Monday, November 5, 2007

Worried about"R"

When I broke up with “R” I told him that I still wanted to be friends and here’s the weird things for everyone to understand, I actually meant it. At first we would still talk on the phone and he would still come over to my house with all my family and watch movies just like we use to the only difference was that we would actually watch the entire movie rather than sneaking off in between to get a little make out time for a while. ;)

Then we even tried going out on dates to maybe see if there was something still there but that was a bust. After I told him that I didn’t like who he had become and basically that he changed too much far beyond the possibility of reconciliation(in a much nicer way of course), he stopped calling and I got worried about him. So one day I called him to see how he was, it seemed like he didn’t want to talk to me and he told me as we were getting off the phone, if it would be a while before we talked again not to worry about him that he would be fine.

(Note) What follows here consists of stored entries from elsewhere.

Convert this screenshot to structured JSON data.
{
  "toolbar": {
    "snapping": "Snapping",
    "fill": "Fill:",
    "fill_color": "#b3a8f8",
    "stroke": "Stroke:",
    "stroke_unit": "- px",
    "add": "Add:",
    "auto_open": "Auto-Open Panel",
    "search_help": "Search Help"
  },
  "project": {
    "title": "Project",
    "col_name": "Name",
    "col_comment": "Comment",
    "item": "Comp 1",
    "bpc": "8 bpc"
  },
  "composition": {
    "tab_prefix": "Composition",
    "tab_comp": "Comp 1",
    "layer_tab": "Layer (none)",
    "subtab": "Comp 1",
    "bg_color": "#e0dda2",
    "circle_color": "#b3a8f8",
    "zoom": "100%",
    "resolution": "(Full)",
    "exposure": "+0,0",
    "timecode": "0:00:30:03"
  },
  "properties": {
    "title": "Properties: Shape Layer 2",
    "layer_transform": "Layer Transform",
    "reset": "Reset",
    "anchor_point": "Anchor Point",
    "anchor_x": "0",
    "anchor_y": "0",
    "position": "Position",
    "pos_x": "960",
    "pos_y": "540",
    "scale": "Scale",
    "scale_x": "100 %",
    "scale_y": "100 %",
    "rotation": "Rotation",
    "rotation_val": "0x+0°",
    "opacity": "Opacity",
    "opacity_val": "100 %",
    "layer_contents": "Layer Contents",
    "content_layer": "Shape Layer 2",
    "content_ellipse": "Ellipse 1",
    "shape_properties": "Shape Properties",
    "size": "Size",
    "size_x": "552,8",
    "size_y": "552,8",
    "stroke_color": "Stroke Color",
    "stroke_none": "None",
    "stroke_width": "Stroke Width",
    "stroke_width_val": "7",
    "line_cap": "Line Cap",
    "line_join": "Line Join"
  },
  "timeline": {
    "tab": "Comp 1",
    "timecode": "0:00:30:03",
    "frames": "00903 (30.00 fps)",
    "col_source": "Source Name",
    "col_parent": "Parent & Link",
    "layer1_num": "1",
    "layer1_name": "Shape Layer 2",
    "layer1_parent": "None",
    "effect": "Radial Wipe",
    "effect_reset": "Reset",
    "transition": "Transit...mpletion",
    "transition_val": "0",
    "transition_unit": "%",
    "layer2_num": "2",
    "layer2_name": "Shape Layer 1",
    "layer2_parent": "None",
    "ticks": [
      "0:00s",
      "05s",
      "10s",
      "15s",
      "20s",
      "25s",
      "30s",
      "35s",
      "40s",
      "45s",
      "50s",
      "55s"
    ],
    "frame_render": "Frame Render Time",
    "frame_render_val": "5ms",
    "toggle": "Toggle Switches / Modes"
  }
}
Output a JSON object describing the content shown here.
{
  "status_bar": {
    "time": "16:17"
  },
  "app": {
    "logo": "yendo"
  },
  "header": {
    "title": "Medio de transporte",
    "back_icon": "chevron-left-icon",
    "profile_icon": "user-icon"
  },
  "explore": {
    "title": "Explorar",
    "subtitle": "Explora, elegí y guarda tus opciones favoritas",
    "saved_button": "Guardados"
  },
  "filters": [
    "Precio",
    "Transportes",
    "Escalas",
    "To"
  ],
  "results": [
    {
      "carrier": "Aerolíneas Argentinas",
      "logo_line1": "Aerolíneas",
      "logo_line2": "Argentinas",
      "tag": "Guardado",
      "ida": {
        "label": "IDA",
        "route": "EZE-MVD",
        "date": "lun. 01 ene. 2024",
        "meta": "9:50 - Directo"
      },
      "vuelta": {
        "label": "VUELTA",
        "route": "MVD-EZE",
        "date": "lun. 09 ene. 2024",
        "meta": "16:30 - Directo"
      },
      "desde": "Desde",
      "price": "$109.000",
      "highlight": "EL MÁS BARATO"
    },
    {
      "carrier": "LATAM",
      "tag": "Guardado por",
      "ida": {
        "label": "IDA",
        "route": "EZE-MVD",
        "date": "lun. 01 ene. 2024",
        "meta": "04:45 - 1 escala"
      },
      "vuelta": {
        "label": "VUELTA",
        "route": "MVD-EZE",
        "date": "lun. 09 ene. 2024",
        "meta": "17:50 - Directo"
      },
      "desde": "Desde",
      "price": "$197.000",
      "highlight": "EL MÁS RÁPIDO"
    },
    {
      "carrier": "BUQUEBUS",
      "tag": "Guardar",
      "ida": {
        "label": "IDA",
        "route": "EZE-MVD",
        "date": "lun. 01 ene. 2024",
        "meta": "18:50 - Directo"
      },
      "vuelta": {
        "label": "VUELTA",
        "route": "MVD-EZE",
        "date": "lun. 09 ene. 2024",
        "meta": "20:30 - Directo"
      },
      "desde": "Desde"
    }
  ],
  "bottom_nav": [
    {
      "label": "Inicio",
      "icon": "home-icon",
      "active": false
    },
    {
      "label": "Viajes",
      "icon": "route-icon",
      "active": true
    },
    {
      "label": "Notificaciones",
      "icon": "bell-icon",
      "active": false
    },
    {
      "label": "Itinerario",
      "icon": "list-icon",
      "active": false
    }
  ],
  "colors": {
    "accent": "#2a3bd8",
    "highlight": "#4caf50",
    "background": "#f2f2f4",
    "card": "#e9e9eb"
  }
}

It had been a good while again so I decided to call him, this time when I ask him how he was doing he answered to my surprise that he was actually doing pretty good, really good. I asked him what happened and he said that he couldn’t tell me then, that he would tell later.

Saturday I called him again when I was at my cousin’s house, “R’s” best friend, he said that he was helping a friend with a new roof so he would go over later. It started getting late and I thought that he wasn’t going but he did. He went to talk to my cousin in his room and after a while he came out and said he had to go. He then asked me if he could talk to me outside for a little bit, real quick, if I wanted to, of course I was curious so I went.

He told me that that he,” kind of met someone,” I thought that was great, I had no problem with it. I told him that it was good that he found someone and that I wasn’t upset with him. He seemed sad about telling and I’m not sure why, if he was happy with her(I don’t know her name) why was he so sad? Of course this didn’t dawn on me until much later after he left and I was feeling like I was in the greatest mood every in a long time. The reason for this, my first reaction was that I no longer had to feel guilty about how well Jordan and I are while “R” is still alone and depressed about our break up(I know, I was being selfish, I wasn’t completely happy for him only)

Well he told me that they met about a month before they got together and when they met things started out as just friends, not even that he said that he was trying to be an a** on purpose because he didn’t want to meet anyone and she still wanted to talk to him. Another thing, she had a boyfriend at the time. Does anyone see where I’m going with this, and why I’m still worried about “R”?

I’m worried that they may both be using each other to get over their ex-relationships, anyone else thinking what I’m thinking, rebound? Another red flag for me was that he said that he talks about me and brings things up about me and things we did together(happy things), all the time and get this, so does she with her ex-boyfriend. Call me crazy, but that is not something that two people really truly happy with each other would do. I know that I don’t do that unless I’m trying to make a point about something, other than that the sad truth is that I hardly think about my ex-boyfriends including “R”.

That’s why I can’t shake the feeling that something’s not right here, why do I keep thinking about “R?” I know that I’m not jealous of his new girlfriend; I don’t want to get back with him even when I was by myself I was far happier than how things were going at the end of our relationship, off and on throughout our entire relationship(“R”). I really just care about “R” so much as a friend that I just don’t want to see him hurt and I’m afraid that if he’s in this relationship for all the wrong reasons, to get over me, than he will end up hurt; especially if I’m right about the whole thing being a rebound.

I don’t know what to do, I’m just so worried about “R” more than anything, now I have a new sense of guilt hanging over my shoulders, should I confront him about my worries or just let it be? If he get’s hurt and I said nothing, does that make me partly to blame for not talking to him about this fear of mine? Please post your comments, I need all the help I can get!